Measurement according to Everett’s PhD Thesis, page 9:
http://philosophyfaculty.ucsd.edu/faculty/wuthrich/PhilPhys/EverettHugh1957PhDThesis_BarrettComments.pdf
Summary here:
https://github.com/MazeHatter/Everett-s-Relative-State-Formulation
That doesn’t answer the question “what is being explained”, it answers the question “how is being explained”.
Not actually a summary, since you introduce elements not present in the original.
I don’t follow.
It seems to me, in the Copenhagen interpretation, measurement was a collapse event. Everett is saying, you know, we can probably just model the observer as physical process.
Measurement, to Everett, would be a physical process which can be modeled.

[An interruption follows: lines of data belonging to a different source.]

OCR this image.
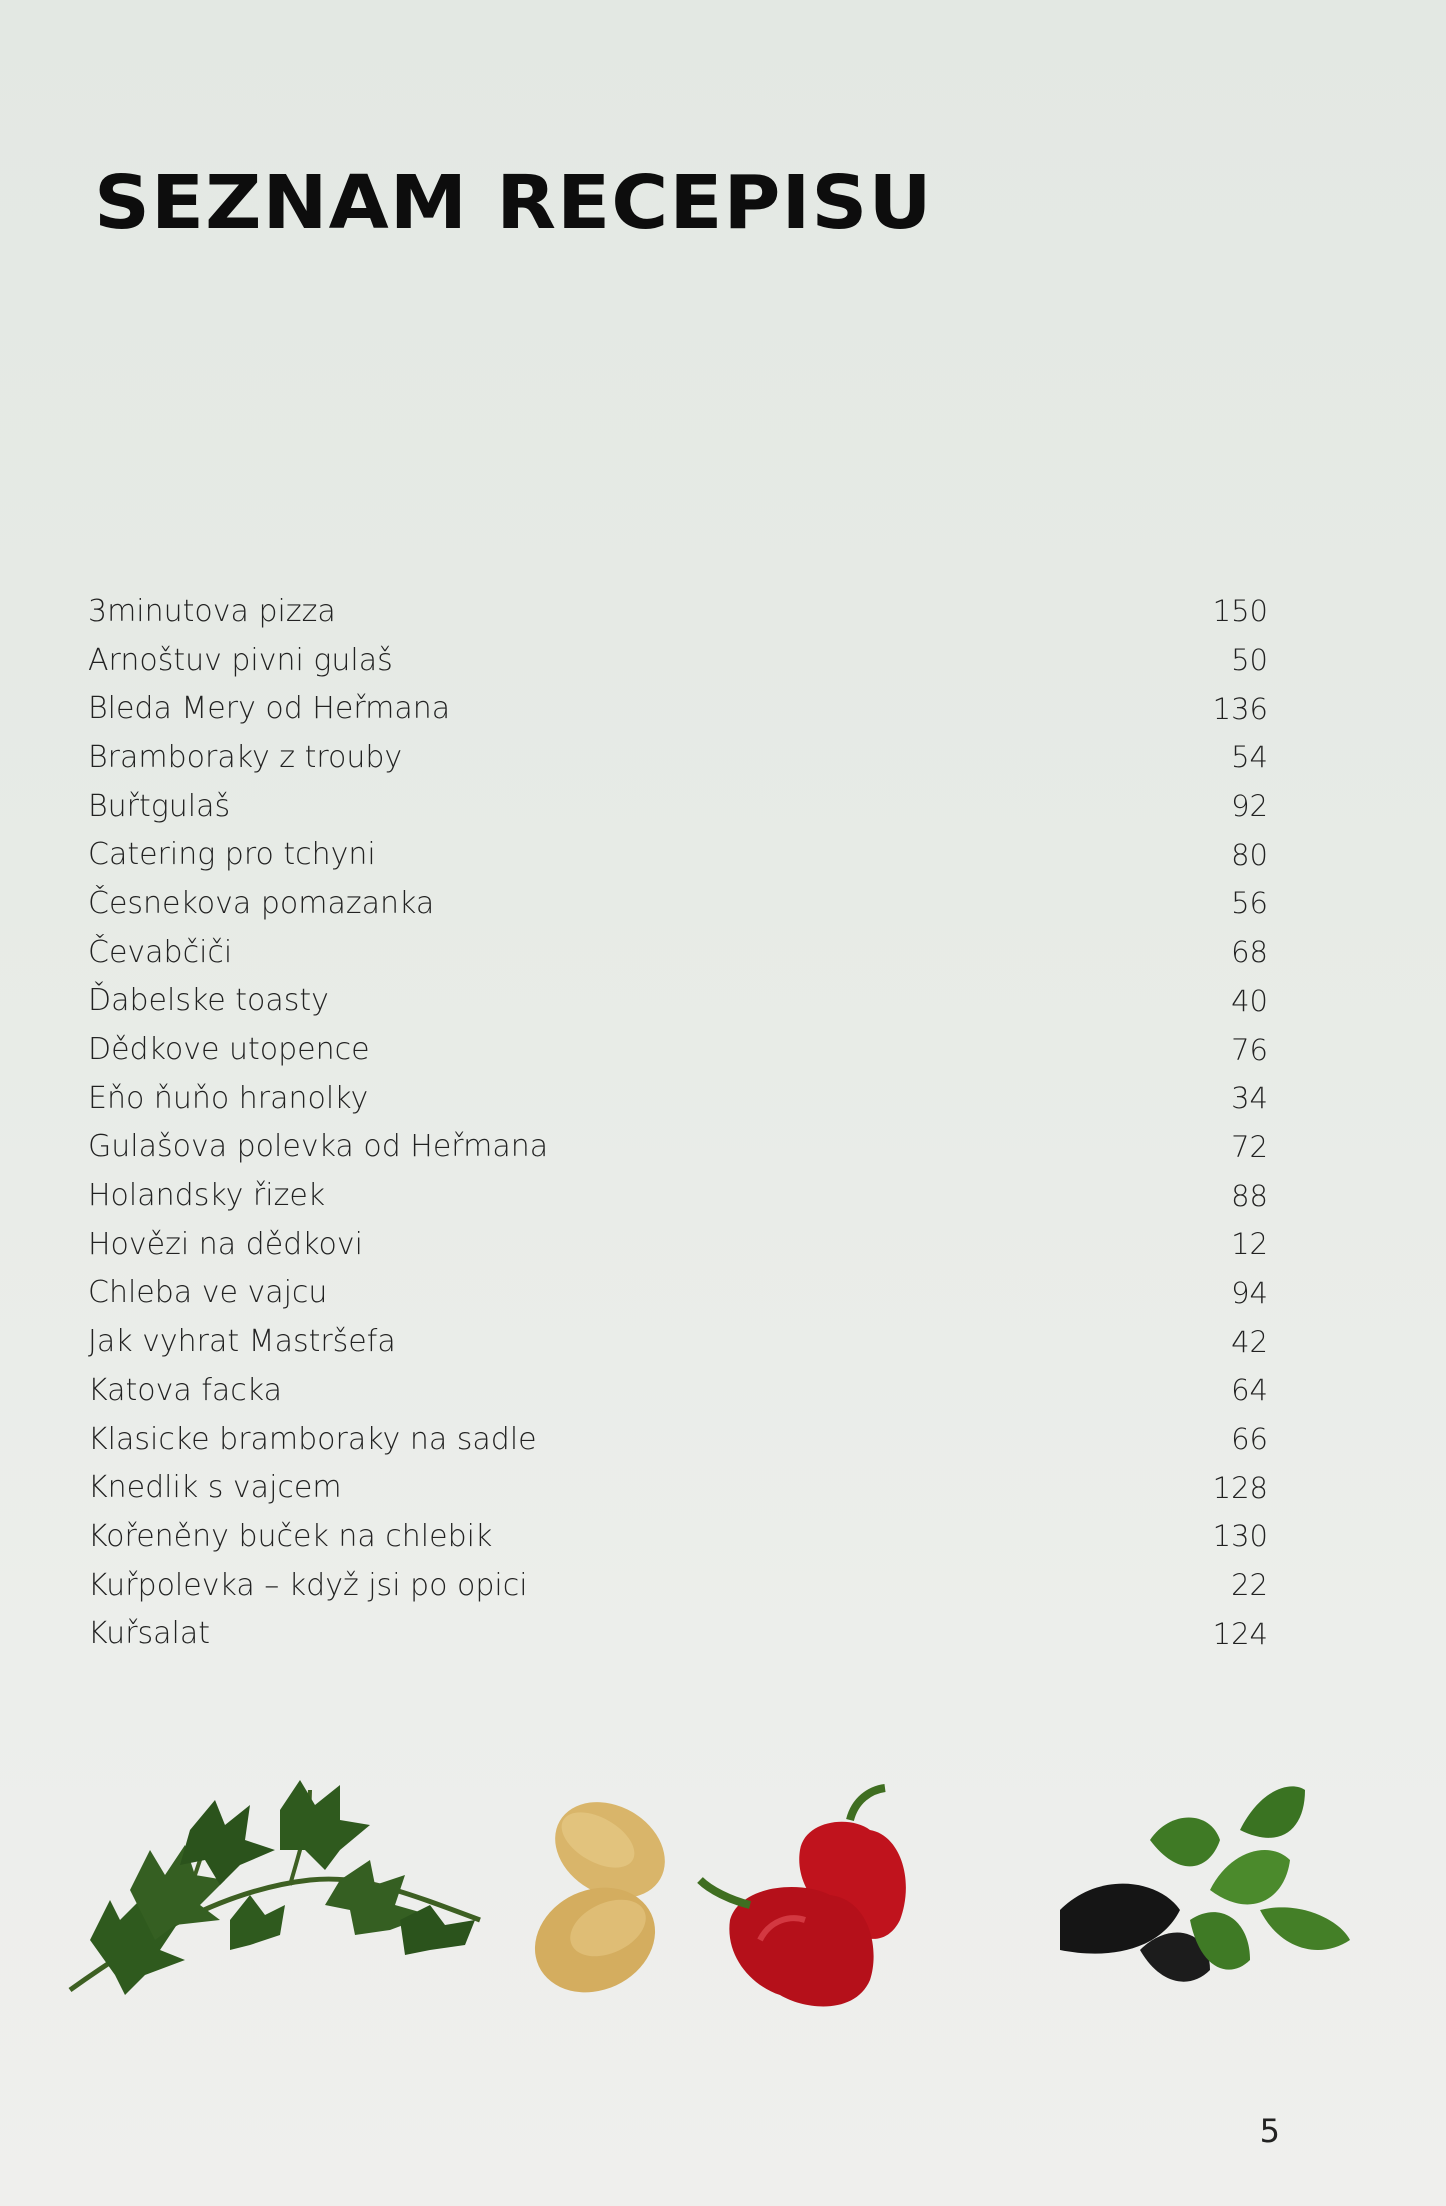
SEZNAM RECEPISU
3minutova pizza	150
Arnoštuv pivni gulaš	50
Bleda Mery od Heřmana	136
Bramboraky z trouby	54
Buřtgulaš	92
Catering pro tchyni	80
Česnekova pomazanka	56
Čevabčiči	68
Ďabelske toasty	40
Dědkove utopence	76
Eňo ňuňo hranolky	34
Gulašova polevka od Heřmana	72
Holandsky řizek	88
Hovězi na dědkovi	12
Chleba ve vajcu	94
Jak vyhrat Mastršefa	42
Katova facka	64
Klasicke bramboraky na sadle	66
Knedlik s vajcem	128
Kořeněny buček na chlebik	130
Kuřpolevka – když jsi po opici	22
Kuřsalat	124
5
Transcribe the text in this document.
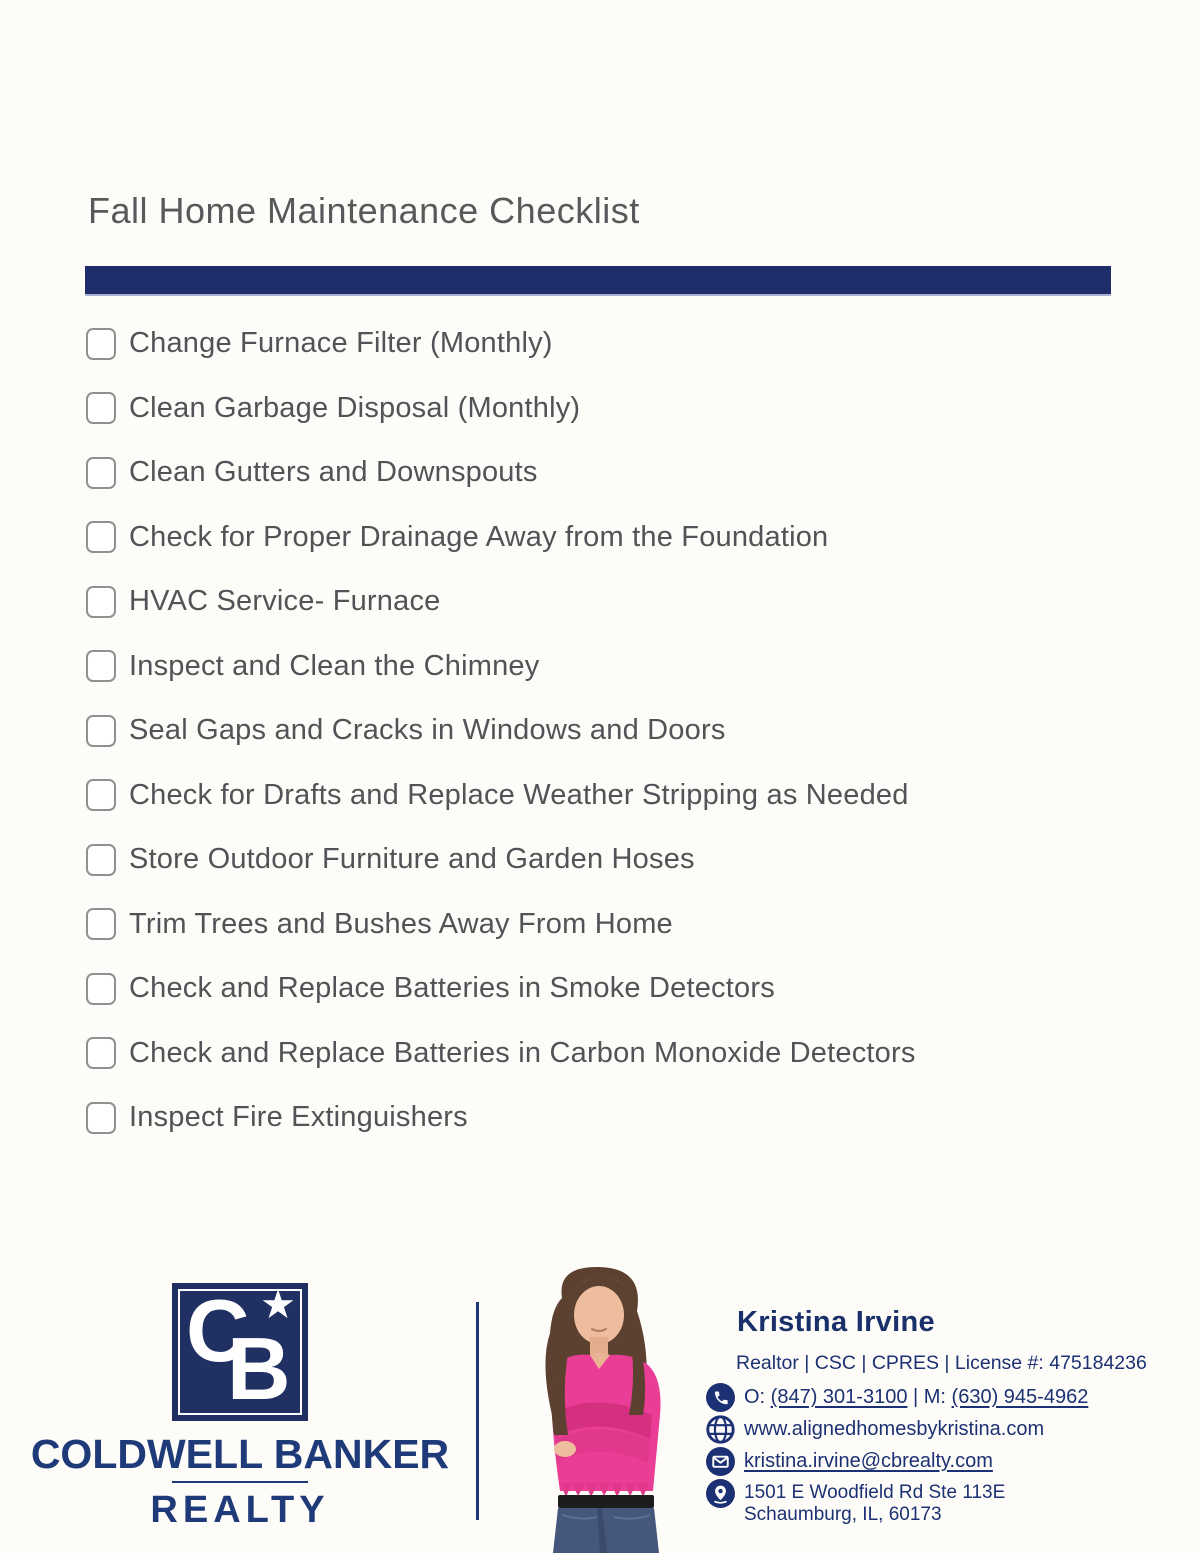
Fall Home Maintenance Checklist
Change Furnace Filter (Monthly)
Clean Garbage Disposal (Monthly)
Clean Gutters and Downspouts
Check for Proper Drainage Away from the Foundation
HVAC Service- Furnace
Inspect and Clean the Chimney
Seal Gaps and Cracks in Windows and Doors
Check for Drafts and Replace Weather Stripping as Needed
Store Outdoor Furniture and Garden Hoses
Trim Trees and Bushes Away From Home
Check and Replace Batteries in Smoke Detectors
Check and Replace Batteries in Carbon Monoxide Detectors
Inspect Fire Extinguishers
C
B
★
COLDWELL BANKER
REALTY
Kristina Irvine
Realtor | CSC | CPRES | License #: 475184236
O: (847) 301-3100 | M: (630) 945-4962
www.alignedhomesbykristina.com
kristina.irvine@cbrealty.com
1501 E Woodfield Rd Ste 113E
Schaumburg, IL, 60173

A measurment can be said to have objectively happened when the observer creates a record of the measurement.
Ok, that might be a valid point. What specific elements are not in the original?
Yes, but not a non physical event. That would be Consciousness Causes Collapse
Yes, but youre reading that as a classical physical process, and then guessing that disturbance must be the classical mechanism by which the appearance of quantum weirdness arises.
Disturbance
Actually, what I described is Hugh Everett’s Relative State Formulation.
The inner ontology is the “relative state”.
DeWitt’s Many Worlds idea really is pretty different from Everett’s ideas, and not for the better, IMO.